Africa-Press – Djibouti. Dans un contexte où les transferts de fonds représentent une source de financement extérieure importante pour l’Afrique, la nouvelle taxe américaine pourrait pénaliser les économies africaines, et entraîner une baisse des flux formels, au profit de circuits informels, plus risqués.
Le président américain Donald Trump a signé, le 4 juillet dernier, le « One Big Beautiful Bill Act », une loi budgétaire qui introduit, entre autres mesures, une taxe de 1% sur les transferts de fonds envoyés depuis les États-Unis vers l’étranger. Cette taxe entrera en vigueur à compter du 1er janvier 2026, selon le texte validé par le Congrès américain.
Initialement proposée à 3,5 %, dans la version de la Chambre des représentants, la mesure a finalement été fixée à 1%, dans le cadre d’un compromis visant à financer des dépenses fédérales liées à l’immigration et à la sécurité intérieure.
Une mesure à fort impact pour l’Afrique
Ces transferts de fonds, ou remises migratoires, constituent une source essentielle de revenus pour de nombreuses économies africaines. Les États-Unis sont le principal pays d’origine des flux mondiaux de transferts pour plusieurs pays africains, notamment le Kenya et le Nigeria. Pour le continent, qui dépend de plus en plus de cette manne financière, la nouvelle taxe américaine fait craindre un ralentissement des envois, avec à la clé des répercussions économiques en chaîne.
D’après les données des Nations unies, l’Afrique a reçu 100 milliards de dollars de transferts de fonds en 2023, soit environ 6 % du PIB continental.

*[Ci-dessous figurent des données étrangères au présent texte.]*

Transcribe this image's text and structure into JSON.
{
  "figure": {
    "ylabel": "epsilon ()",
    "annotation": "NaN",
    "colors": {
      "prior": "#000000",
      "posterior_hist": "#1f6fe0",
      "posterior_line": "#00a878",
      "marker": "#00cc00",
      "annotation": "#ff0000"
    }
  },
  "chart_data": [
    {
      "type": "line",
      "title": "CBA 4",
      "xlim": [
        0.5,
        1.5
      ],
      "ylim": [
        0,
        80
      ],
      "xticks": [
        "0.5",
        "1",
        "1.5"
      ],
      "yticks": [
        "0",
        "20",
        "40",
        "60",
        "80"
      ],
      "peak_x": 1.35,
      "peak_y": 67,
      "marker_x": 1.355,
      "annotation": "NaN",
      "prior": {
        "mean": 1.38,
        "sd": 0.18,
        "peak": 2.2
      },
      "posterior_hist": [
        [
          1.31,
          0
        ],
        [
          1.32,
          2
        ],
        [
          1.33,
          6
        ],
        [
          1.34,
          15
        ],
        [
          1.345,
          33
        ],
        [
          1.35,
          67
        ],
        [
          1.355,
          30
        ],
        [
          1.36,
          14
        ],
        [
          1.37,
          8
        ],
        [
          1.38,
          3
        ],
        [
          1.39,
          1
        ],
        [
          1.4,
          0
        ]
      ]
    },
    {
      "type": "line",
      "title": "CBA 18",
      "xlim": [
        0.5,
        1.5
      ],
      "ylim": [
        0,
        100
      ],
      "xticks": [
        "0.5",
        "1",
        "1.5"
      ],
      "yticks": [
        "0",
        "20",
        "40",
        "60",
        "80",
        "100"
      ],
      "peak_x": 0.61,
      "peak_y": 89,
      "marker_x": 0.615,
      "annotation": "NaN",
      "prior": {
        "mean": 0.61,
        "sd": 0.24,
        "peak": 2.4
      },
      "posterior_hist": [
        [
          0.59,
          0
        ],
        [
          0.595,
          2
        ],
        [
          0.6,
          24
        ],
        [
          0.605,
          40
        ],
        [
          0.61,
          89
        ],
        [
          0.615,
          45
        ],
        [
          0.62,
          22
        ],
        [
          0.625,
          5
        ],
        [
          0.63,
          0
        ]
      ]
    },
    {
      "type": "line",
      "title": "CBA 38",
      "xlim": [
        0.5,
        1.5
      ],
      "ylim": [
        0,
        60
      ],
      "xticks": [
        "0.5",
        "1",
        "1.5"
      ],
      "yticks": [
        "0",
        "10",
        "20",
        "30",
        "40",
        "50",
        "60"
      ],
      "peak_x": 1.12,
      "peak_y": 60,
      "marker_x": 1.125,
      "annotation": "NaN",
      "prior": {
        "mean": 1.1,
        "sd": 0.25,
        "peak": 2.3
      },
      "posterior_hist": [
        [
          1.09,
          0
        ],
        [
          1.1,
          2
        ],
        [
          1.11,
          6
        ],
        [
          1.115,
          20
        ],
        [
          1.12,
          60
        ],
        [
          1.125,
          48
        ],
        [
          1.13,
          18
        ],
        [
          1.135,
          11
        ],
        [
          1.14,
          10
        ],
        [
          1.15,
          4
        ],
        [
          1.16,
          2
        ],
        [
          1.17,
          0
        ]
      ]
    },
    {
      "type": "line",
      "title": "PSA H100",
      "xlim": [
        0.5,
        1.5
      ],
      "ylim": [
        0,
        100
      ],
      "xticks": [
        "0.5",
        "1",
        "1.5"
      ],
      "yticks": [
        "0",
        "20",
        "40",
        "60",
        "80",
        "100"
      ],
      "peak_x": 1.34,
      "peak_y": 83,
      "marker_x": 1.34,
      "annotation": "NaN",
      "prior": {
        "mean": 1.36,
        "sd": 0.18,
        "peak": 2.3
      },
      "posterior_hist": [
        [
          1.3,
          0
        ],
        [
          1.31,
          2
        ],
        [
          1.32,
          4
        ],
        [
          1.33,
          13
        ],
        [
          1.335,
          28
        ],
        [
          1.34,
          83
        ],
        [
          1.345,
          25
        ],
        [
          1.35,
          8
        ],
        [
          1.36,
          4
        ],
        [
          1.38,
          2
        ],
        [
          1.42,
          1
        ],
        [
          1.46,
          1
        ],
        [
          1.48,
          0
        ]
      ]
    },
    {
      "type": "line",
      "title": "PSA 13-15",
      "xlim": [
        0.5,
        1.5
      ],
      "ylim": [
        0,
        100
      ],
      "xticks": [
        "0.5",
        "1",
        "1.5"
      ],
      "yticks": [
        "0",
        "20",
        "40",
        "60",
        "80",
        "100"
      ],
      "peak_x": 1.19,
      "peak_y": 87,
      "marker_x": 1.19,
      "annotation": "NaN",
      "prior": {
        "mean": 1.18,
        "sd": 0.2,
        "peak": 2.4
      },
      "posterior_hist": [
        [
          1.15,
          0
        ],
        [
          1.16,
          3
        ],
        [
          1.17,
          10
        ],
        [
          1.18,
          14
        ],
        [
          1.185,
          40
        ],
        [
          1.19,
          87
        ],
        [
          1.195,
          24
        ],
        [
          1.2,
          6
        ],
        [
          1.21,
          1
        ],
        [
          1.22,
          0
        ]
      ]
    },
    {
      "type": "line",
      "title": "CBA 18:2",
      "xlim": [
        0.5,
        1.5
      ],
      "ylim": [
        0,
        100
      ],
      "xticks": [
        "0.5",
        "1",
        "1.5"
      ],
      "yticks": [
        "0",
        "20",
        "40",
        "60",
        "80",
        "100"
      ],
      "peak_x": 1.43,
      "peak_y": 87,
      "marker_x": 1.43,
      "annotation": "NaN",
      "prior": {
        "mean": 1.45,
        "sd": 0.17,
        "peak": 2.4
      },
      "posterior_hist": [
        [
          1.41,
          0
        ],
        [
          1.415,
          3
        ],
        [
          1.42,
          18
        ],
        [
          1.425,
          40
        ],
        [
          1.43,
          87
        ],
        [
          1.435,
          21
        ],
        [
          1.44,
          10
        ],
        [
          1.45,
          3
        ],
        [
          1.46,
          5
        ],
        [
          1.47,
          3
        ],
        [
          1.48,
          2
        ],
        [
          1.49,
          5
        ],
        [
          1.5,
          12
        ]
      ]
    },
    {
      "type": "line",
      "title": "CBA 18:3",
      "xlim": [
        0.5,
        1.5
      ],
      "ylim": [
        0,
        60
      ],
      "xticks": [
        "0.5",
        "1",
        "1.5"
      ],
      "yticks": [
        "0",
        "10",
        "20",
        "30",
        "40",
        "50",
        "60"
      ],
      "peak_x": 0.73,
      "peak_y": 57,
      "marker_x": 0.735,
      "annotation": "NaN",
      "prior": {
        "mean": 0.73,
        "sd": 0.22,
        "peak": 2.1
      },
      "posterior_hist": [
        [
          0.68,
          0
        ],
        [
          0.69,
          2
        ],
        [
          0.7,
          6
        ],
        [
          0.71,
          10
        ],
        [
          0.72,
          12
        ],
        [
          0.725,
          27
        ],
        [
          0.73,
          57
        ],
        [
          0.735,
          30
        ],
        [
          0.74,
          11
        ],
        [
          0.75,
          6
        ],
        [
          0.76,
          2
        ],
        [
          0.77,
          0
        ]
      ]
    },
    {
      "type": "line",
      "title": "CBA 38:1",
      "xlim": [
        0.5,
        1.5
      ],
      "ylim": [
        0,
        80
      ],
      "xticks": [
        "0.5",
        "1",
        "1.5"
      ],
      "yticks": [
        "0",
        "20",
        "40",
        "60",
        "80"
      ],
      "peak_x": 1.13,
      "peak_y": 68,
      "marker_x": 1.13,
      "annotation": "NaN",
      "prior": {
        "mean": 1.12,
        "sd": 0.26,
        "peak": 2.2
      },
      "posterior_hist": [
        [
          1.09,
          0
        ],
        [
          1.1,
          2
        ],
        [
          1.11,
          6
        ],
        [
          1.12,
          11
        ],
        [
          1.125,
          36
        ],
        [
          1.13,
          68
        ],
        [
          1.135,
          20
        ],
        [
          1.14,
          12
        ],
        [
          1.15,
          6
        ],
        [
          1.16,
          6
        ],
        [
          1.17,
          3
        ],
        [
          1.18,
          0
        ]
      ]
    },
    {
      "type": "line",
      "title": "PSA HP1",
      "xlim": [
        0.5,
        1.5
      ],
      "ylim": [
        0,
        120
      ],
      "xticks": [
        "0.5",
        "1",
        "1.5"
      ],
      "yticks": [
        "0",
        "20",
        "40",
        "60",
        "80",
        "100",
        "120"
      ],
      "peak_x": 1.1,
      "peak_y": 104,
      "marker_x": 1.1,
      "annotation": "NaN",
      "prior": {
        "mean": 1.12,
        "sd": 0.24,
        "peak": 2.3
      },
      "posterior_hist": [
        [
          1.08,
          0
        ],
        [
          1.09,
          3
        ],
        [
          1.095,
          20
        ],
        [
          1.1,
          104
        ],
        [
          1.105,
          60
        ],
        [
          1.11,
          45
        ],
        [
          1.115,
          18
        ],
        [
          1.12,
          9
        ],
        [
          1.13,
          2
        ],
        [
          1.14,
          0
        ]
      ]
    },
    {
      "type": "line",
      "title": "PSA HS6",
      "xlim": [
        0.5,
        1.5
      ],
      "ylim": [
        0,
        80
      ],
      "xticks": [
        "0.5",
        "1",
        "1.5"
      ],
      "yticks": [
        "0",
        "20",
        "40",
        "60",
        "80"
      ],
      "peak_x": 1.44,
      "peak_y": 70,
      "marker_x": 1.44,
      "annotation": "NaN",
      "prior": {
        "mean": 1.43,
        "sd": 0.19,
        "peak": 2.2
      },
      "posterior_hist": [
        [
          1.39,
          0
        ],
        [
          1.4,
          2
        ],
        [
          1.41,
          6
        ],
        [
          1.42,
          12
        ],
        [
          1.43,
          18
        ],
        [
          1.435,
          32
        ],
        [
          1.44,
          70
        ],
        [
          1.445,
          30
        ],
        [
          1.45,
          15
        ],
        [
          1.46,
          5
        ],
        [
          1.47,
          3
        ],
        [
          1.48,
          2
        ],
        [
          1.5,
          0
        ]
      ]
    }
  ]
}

Ce montant dépasse largement l’aide publique au développement (42 milliards $) et les investissements directs étrangers (48 milliards $) perçus sur la même période. Sur la dernière décennie, les remises ont progressé de 57 %, tandis que les IDE ont chuté de 41 % pour les pays à revenu faible et intermédiaire, a indiqué la Banque mondiale.
« Les transferts de fonds sont l’une des rares sources de financement extérieur privé dont la croissance devrait se poursuivre dans les années à venir. Ils doivent être davantage mobilisés pour financer le développement, notamment via des instruments comme les obligations de la diaspora », souligne Dilip Ratha, économiste principal à la Banque mondiale.
Des pays africains plus exposés que d’autres
Si des économies majeures comme le Nigeria, l’Égypte, le Kenya ou le Maroc reçoivent les volumes les plus élevés de fonds, certains pays plus petits en sont bien plus dépendants. En 2023, les transferts représentaient plus de 20 % du PIB au Lesotho ou aux Comores, selon la Banque mondiale.
La taxe américaine de 1 % vient s’ajouter aux frais déjà pratiqués par les opérateurs de transfert comme Western Union ou MoneyGram. En Afrique subsaharienne, les coûts restent les plus élevés au monde: envoyer 200 dollars coûtait en moyenne 7,9 % au quatrième trimestre 2023, contre 7,4 % un an plus tôt, selon les chiffres de la Banque mondiale. Cette charge accrue pourrait pousser de nombreux expéditeurs à se tourner vers des canaux informels, moins onéreux mais plus risqués et difficiles à tracer.
Selon une étude du Center for Global Development (CGD), l’instauration de cette taxe devrait entraîner une baisse moyenne de 1,6 % des volumes de transferts. Le Nigeria, principal bénéficiaire sur le continent, verrait ainsi ses envois diminuer de près de 168,2 millions de dollars, tandis que l’Égypte subirait une perte estimée à 54,15 millions. Le Kenya et le Ghana ne seraient pas épargnés, avec des baisses respectives de 38,11 et 33,63 millions de dollars.
Si les recettes fiscales attendues par les États-Unis sont modestes à l’échelle fédérale, les impacts pour les pays récipiendaires, eux, pourraient être durables. Moins de devises dans les économies locales, recul de la consommation, baisse de l’investissement des ménages représentent autant de risques qui pourraient accentuer les vulnérabilités économiques de plusieurs pays africains.